Protein-coding gene in the species Homo sapiens

DNA polymerase eta (Pol η), is a protein that in humans is encoded by the POLH gene.

DNA polymerase eta is a eukaryotic DNA polymerase involved in the DNA repair by translesion synthesis. The gene encoding DNA polymerase eta is POLH, also known as XPV, because loss of this gene results in the disease xeroderma pigmentosum. Polymerase eta is particularly important for allowing accurate translesion synthesis of DNA damage resulting from ultraviolet radiation or UV.

== Function ==

This gene encodes a member of the Y family of specialized DNA polymerases. It copies undamaged DNA with a lower fidelity than other DNA-directed polymerases. However, it accurately replicates UV-damaged DNA; when thymine dimers are present, this polymerase inserts the complementary nucleotides in the newly synthesized DNA, thereby bypassing the lesion and suppressing the mutagenic effect of UV-induced DNA damage. This polymerase is thought to be involved in hypermutation during immunoglobulin class switch recombination.
===Bypass of 8-oxoguanine===

During DNA replication of the Saccharomyces cerevisiae chromosome, the oxidative DNA damage 8-oxoguanine triggers a switch to translesion synthesis by DNA polymerase eta.
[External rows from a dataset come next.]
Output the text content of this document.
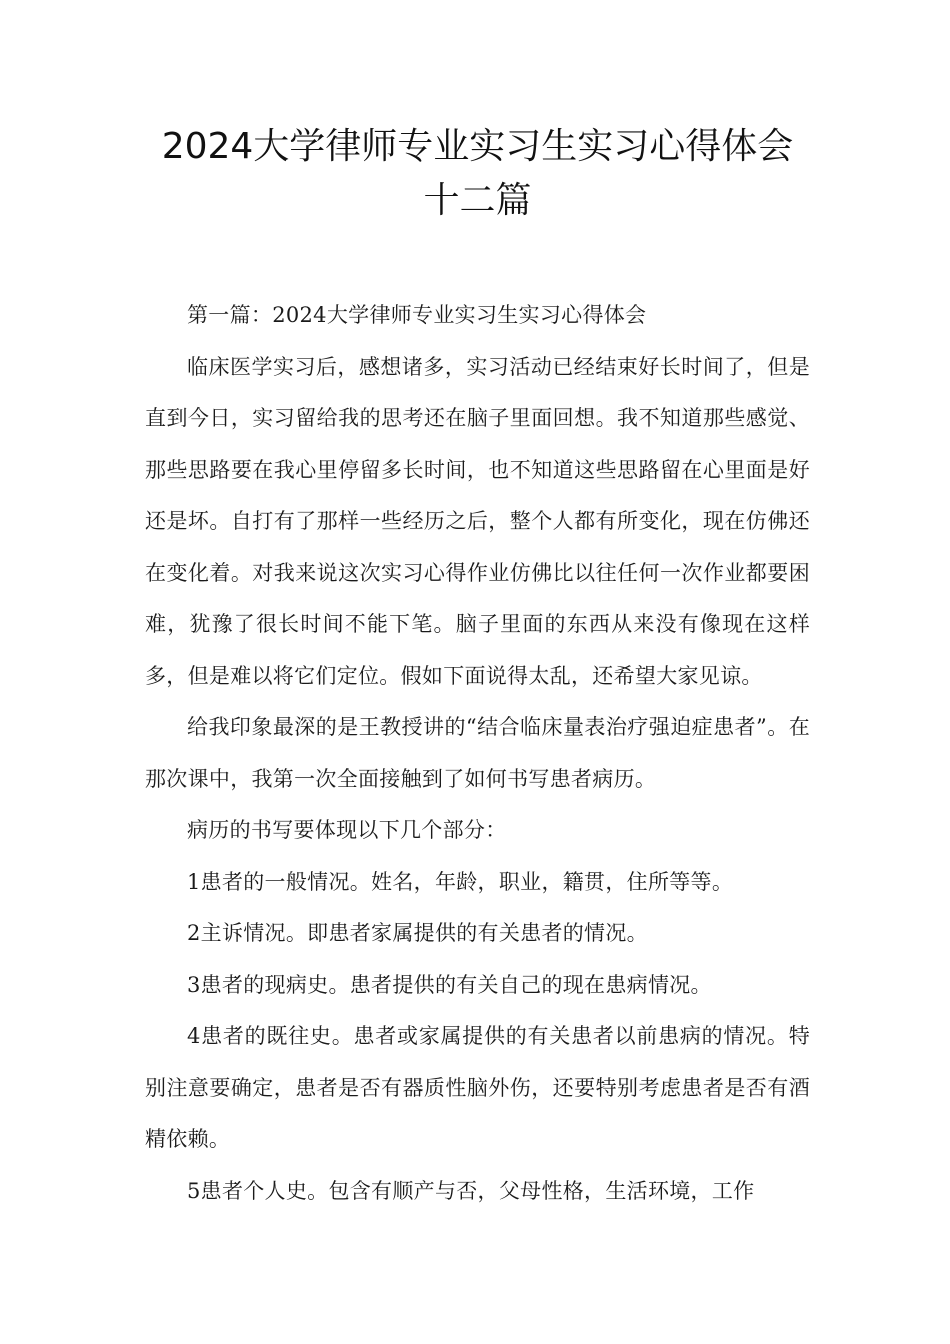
2024大学律师专业实习生实习心得体会
十二篇

第一篇：2024大学律师专业实习生实习心得体会

临床医学实习后，感想诸多，实习活动已经结束好长时间了，但是直到今日，实习留给我的思考还在脑子里面回想。我不知道那些感觉、那些思路要在我心里停留多长时间，也不知道这些思路留在心里面是好还是坏。自打有了那样一些经历之后，整个人都有所变化，现在仿佛还在变化着。对我来说这次实习心得作业仿佛比以往任何一次作业都要困难，犹豫了很长时间不能下笔。脑子里面的东西从来没有像现在这样多，但是难以将它们定位。假如下面说得太乱，还希望大家见谅。

给我印象最深的是王教授讲的“结合临床量表治疗强迫症患者”。在那次课中，我第一次全面接触到了如何书写患者病历。

病历的书写要体现以下几个部分：

1患者的一般情况。姓名，年龄，职业，籍贯，住所等等。

2主诉情况。即患者家属提供的有关患者的情况。

3患者的现病史。患者提供的有关自己的现在患病情况。

4患者的既往史。患者或家属提供的有关患者以前患病的情况。特别注意要确定，患者是否有器质性脑外伤，还要特别考虑患者是否有酒精依赖。

5患者个人史。包含有顺产与否，父母性格，生活环境，工作
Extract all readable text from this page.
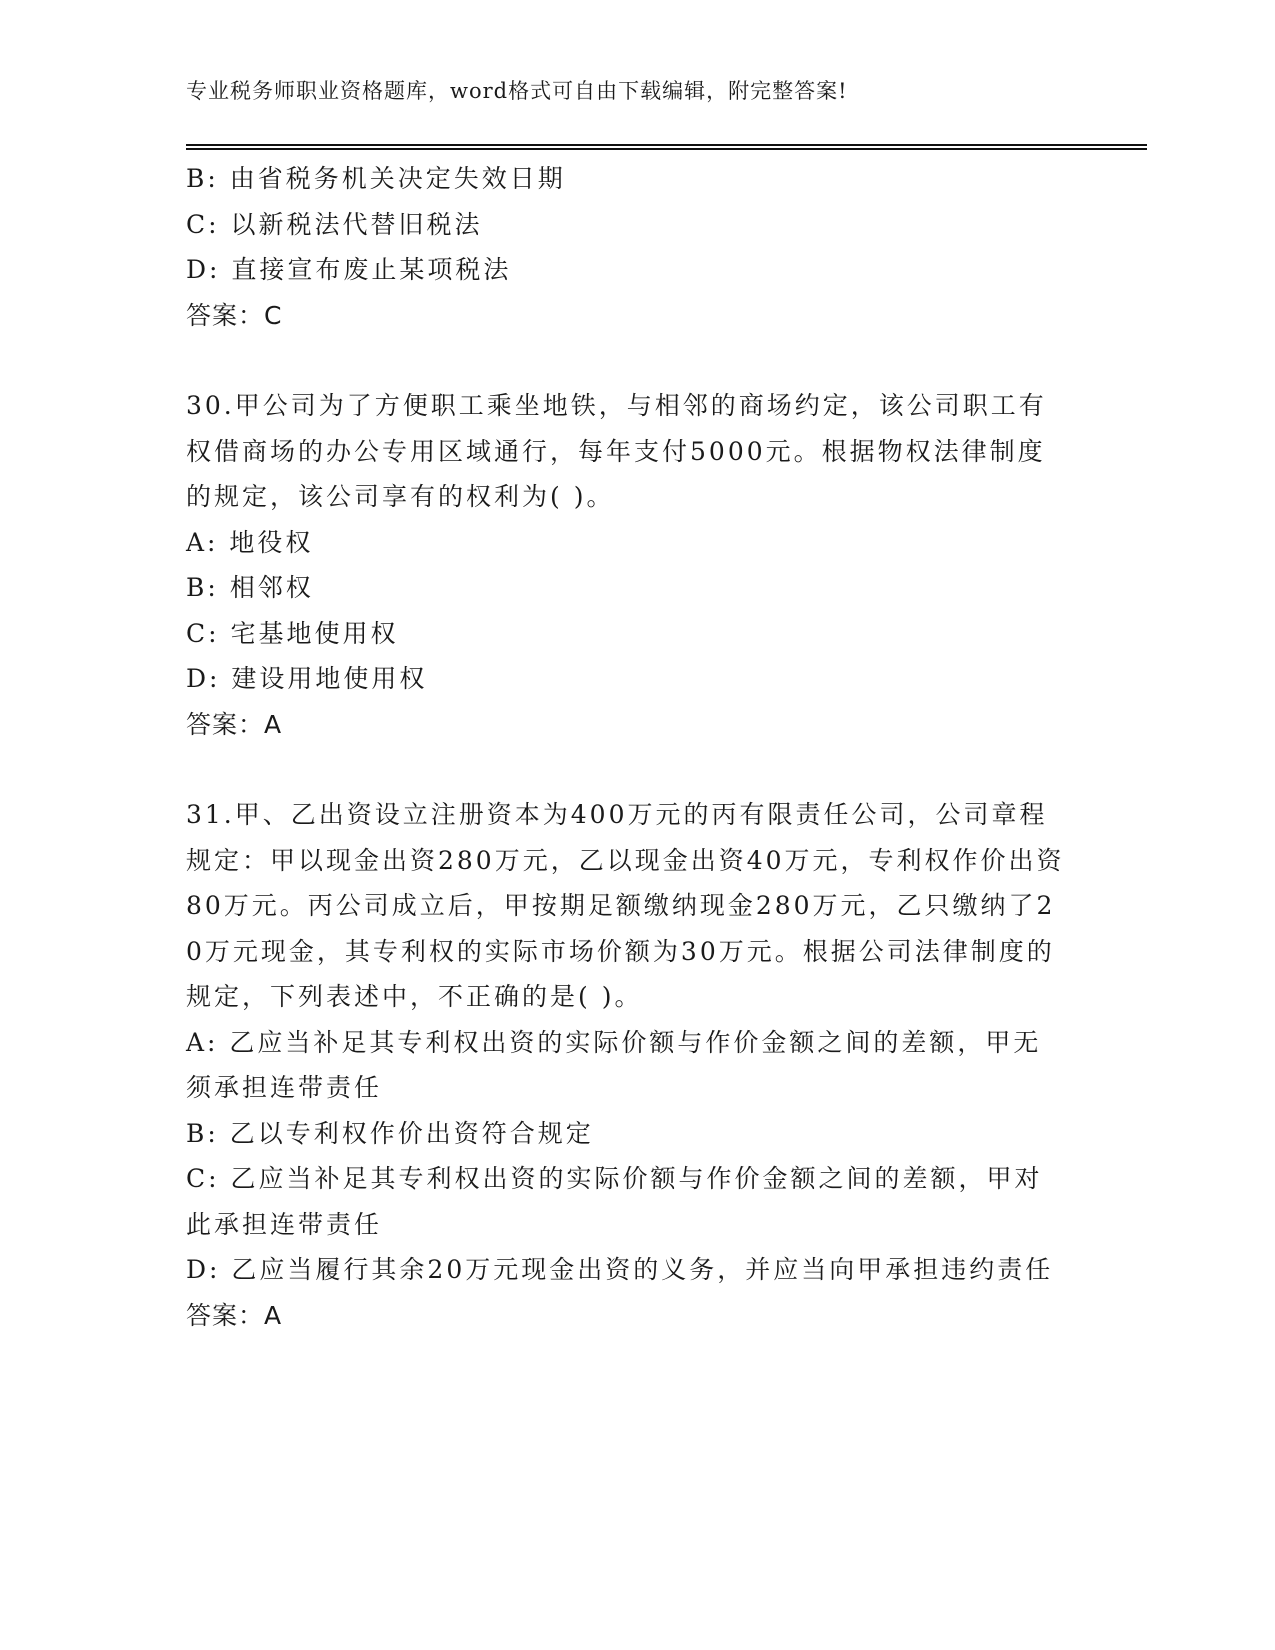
专业税务师职业资格题库，word格式可自由下载编辑，附完整答案!

B: 由省税务机关决定失效日期

C: 以新税法代替旧税法

D: 直接宣布废止某项税法

答案：C

30.甲公司为了方便职工乘坐地铁，与相邻的商场约定，该公司职工有权借商场的办公专用区域通行，每年支付5000元。根据物权法律制度的规定，该公司享有的权利为( )。

A: 地役权

B: 相邻权

C: 宅基地使用权

D: 建设用地使用权

答案：A

31.甲、乙出资设立注册资本为400万元的丙有限责任公司，公司章程规定：甲以现金出资280万元，乙以现金出资40万元，专利权作价出资80万元。丙公司成立后，甲按期足额缴纳现金280万元，乙只缴纳了20万元现金，其专利权的实际市场价额为30万元。根据公司法律制度的规定，下列表述中，不正确的是( )。

A: 乙应当补足其专利权出资的实际价额与作价金额之间的差额，甲无须承担连带责任

B: 乙以专利权作价出资符合规定

C: 乙应当补足其专利权出资的实际价额与作价金额之间的差额，甲对此承担连带责任

D: 乙应当履行其余20万元现金出资的义务，并应当向甲承担违约责任

答案：A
This polymerase replicates 8-oxoguanine with an accuracy (insertion of a cytosine opposite the 8-oxoguanine) of approximately 94%. Replication of 8-oxoguanine in the absence of DNA polymerase eta is less than 40%.

== Clinical significance ==

Mutations in this gene result in XPV, a variant type of xeroderma pigmentosum, characterized by sun sensitivity, elevated incidence of skin cancer, and at the cellular level, by delayed replication and hypermutability after UV-irradiation

== Interactions ==

POLH has been shown to interact with PCNA.